The ousted incumbents are current IPS board president Annie Roof, Samantha Adair-White and Michael Brown, who all had been endorsed by the local teachers’ union.

Brown was a strong supporter of former Superintendent Eugene White, voted against his buyout and has been skeptical of some of the changes the board has embraced since 2012, such as partnerships with charter schools. He said during the campaign that smaller class sizes, quality teachers and more involved parents are the keys to improving IPS.

Maybe Oregon Education Investment Board (OEIB) members, who often consults with SfC on education issues, think Oregonians aren’t aware of its bad behavior in other states. Maybe Governor Kitzhaber and Education CEO Nancy Golden think that parents, students, and community members aren’t aware of SfC’s agenda of privatizing our public schools. They would be wrong.

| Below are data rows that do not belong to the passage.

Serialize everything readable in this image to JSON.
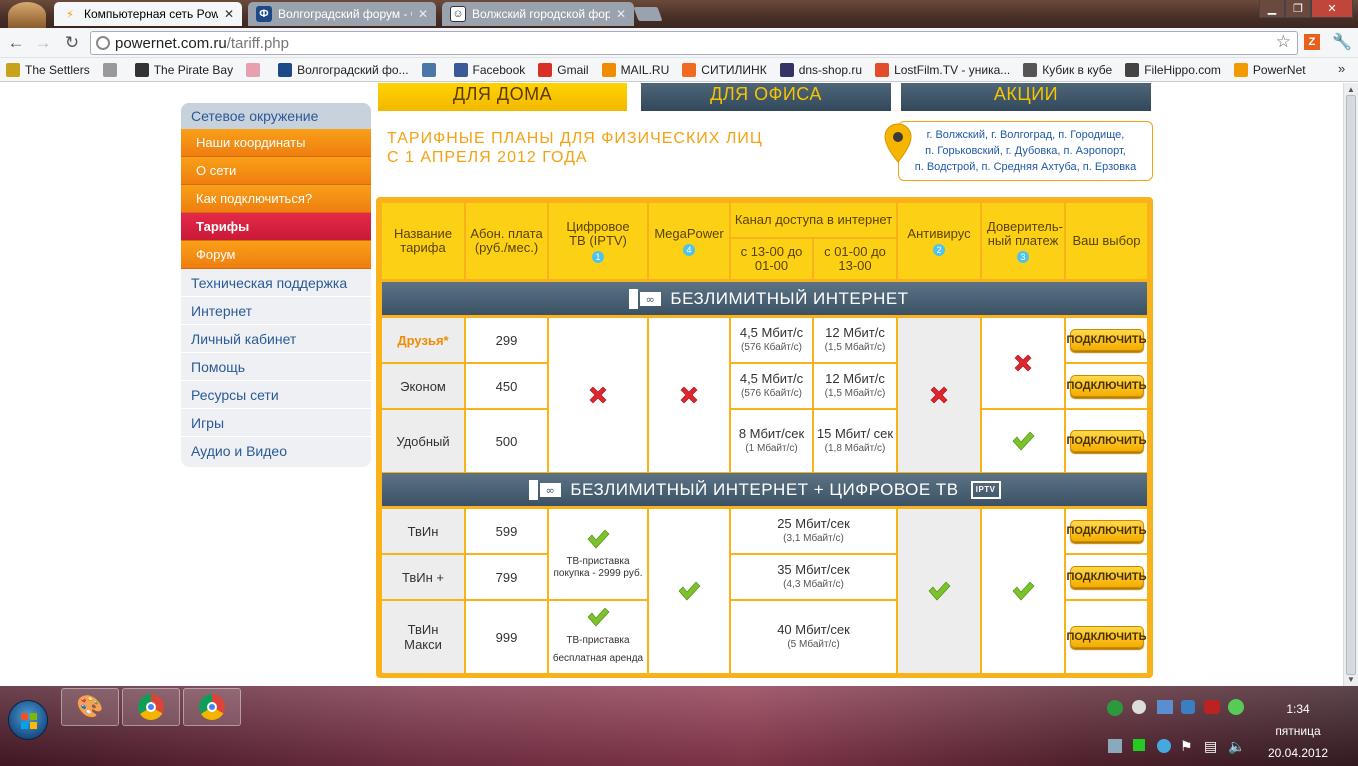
{
  "browser": {
    "tabs": [
      {
        "title": "Компьютерная сеть Power",
        "favicon": "powernet-bolt-icon",
        "active": true
      },
      {
        "title": "Волгоградский форум - О",
        "favicon": "forum-f-icon",
        "active": false
      },
      {
        "title": "Волжский городской фор",
        "favicon": "forum-smiley-icon",
        "active": false
      }
    ],
    "url_host": "powernet.com.ru",
    "url_path": "/tariff.php",
    "bookmarks": [
      {
        "label": "The Settlers",
        "icon": "settlers-icon",
        "color": "#c9a21b"
      },
      {
        "label": "",
        "icon": "colored-bug-icon",
        "color": "#999999"
      },
      {
        "label": "The Pirate Bay",
        "icon": "pirate-ship-icon",
        "color": "#333333"
      },
      {
        "label": "",
        "icon": "pig-icon",
        "color": "#e7a0b0"
      },
      {
        "label": "Волгоградский фо...",
        "icon": "forum-f-icon",
        "color": "#1d4a87"
      },
      {
        "label": "",
        "icon": "vk-icon",
        "color": "#4a76a8"
      },
      {
        "label": "Facebook",
        "icon": "facebook-icon",
        "color": "#3b5998"
      },
      {
        "label": "Gmail",
        "icon": "gmail-icon",
        "color": "#d93025"
      },
      {
        "label": "MAIL.RU",
        "icon": "mailru-icon",
        "color": "#f08c00"
      },
      {
        "label": "СИТИЛИНК",
        "icon": "citilink-icon",
        "color": "#f26a21"
      },
      {
        "label": "dns-shop.ru",
        "icon": "dns-icon",
        "color": "#333366"
      },
      {
        "label": "LostFilm.TV - уника...",
        "icon": "lostfilm-icon",
        "color": "#e24c2a"
      },
      {
        "label": "Кубик в кубе",
        "icon": "person-icon",
        "color": "#555555"
      },
      {
        "label": "FileHippo.com",
        "icon": "filehippo-icon",
        "color": "#444444"
      },
      {
        "label": "PowerNet",
        "icon": "powernet-bolt-icon",
        "color": "#f29a00"
      }
    ]
  },
  "top_tabs": [
    "ДЛЯ ДОМА",
    "ДЛЯ ОФИСА",
    "АКЦИИ"
  ],
  "sidebar": {
    "head": "Сетевое окружение",
    "sub": [
      "Наши координаты",
      "О сети",
      "Как подключиться?",
      "Тарифы",
      "Форум"
    ],
    "items": [
      "Техническая поддержка",
      "Интернет",
      "Личный кабинет",
      "Помощь",
      "Ресурсы сети",
      "Игры",
      "Аудио и Видео"
    ]
  },
  "heading": {
    "line1": "ТАРИФНЫЕ ПЛАНЫ ДЛЯ ФИЗИЧЕСКИХ ЛИЦ",
    "line2": "С 1 АПРЕЛЯ 2012 ГОДА"
  },
  "locations": {
    "line1": "г. Волжский, г. Волгоград, п. Городище,",
    "line2": "п. Горьковский, г. Дубовка, п. Аэропорт,",
    "line3": "п. Водстрой, п. Средняя Ахтуба, п. Ерзовка"
  },
  "table": {
    "headers": {
      "name": "Название тарифа",
      "fee": "Абон. плата (руб./мес.)",
      "tv": "Цифровое ТВ (IPTV)",
      "tv_note": "1",
      "mega": "MegaPower",
      "mega_note": "4",
      "channel": "Канал доступа в интернет",
      "day": "с 13-00 до 01-00",
      "night": "с 01-00 до 13-00",
      "av": "Антивирус",
      "av_note": "2",
      "trust": "Доверитель-ный платеж",
      "trust_note": "3",
      "choice": "Ваш выбор"
    },
    "band1": "БЕЗЛИМИТНЫЙ ИНТЕРНЕТ",
    "band2": "БЕЗЛИМИТНЫЙ ИНТЕРНЕТ + ЦИФРОВОЕ ТВ",
    "band2_badge": "IPTV",
    "button_label": "ПОДКЛЮЧИТЬ",
    "internet_rows": [
      {
        "name": "Друзья*",
        "fee": "299",
        "day": "4,5 Мбит/с",
        "day_sub": "(576 Кбайт/с)",
        "night": "12 Мбит/с",
        "night_sub": "(1,5 Мбайт/с)"
      },
      {
        "name": "Эконом",
        "fee": "450",
        "day": "4,5 Мбит/с",
        "day_sub": "(576 Кбайт/с)",
        "night": "12 Мбит/с",
        "night_sub": "(1,5 Мбайт/с)"
      },
      {
        "name": "Удобный",
        "fee": "500",
        "day": "8 Мбит/сек",
        "day_sub": "(1 Мбайт/с)",
        "night": "15 Мбит/ сек",
        "night_sub": "(1,8 Мбайт/с)"
      }
    ],
    "tv_rows": [
      {
        "name": "ТвИн",
        "fee": "599",
        "speed": "25 Мбит/сек",
        "speed_sub": "(3,1 Мбайт/с)"
      },
      {
        "name": "ТвИн +",
        "fee": "799",
        "speed": "35 Мбит/сек",
        "speed_sub": "(4,3 Мбайт/с)"
      },
      {
        "name": "ТвИн Макси",
        "fee": "999",
        "speed": "40 Мбит/сек",
        "speed_sub": "(5 Мбайт/с)"
      }
    ],
    "tv_box_buy": "ТВ-приставка покупка - 2999 руб.",
    "tv_box_rent": "ТВ-приставка бесплатная аренда"
  },
  "taskbar": {
    "time": "1:34",
    "day": "пятница",
    "date": "20.04.2012",
    "apps": [
      "paint-icon",
      "chrome-icon",
      "chrome-icon"
    ]
  }
}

State politicians and the OEIB cannot expect Oregonians to act like ostriches with their heads stuck in the sand on the very important issue of public education. We endorse smaller class sizes, quality teachers and more involved parents just like the ousted IPS board members.

Is SfC planning a coup to disrupt school board election here in Oregon? We’ll know soon enough in April, 2015, when Portland Public School board elections are scheduled.  Attempts on the part of  SfC and other reform funders to influence the outcome of the election will result in active protest. Oregon school boards are not for sale.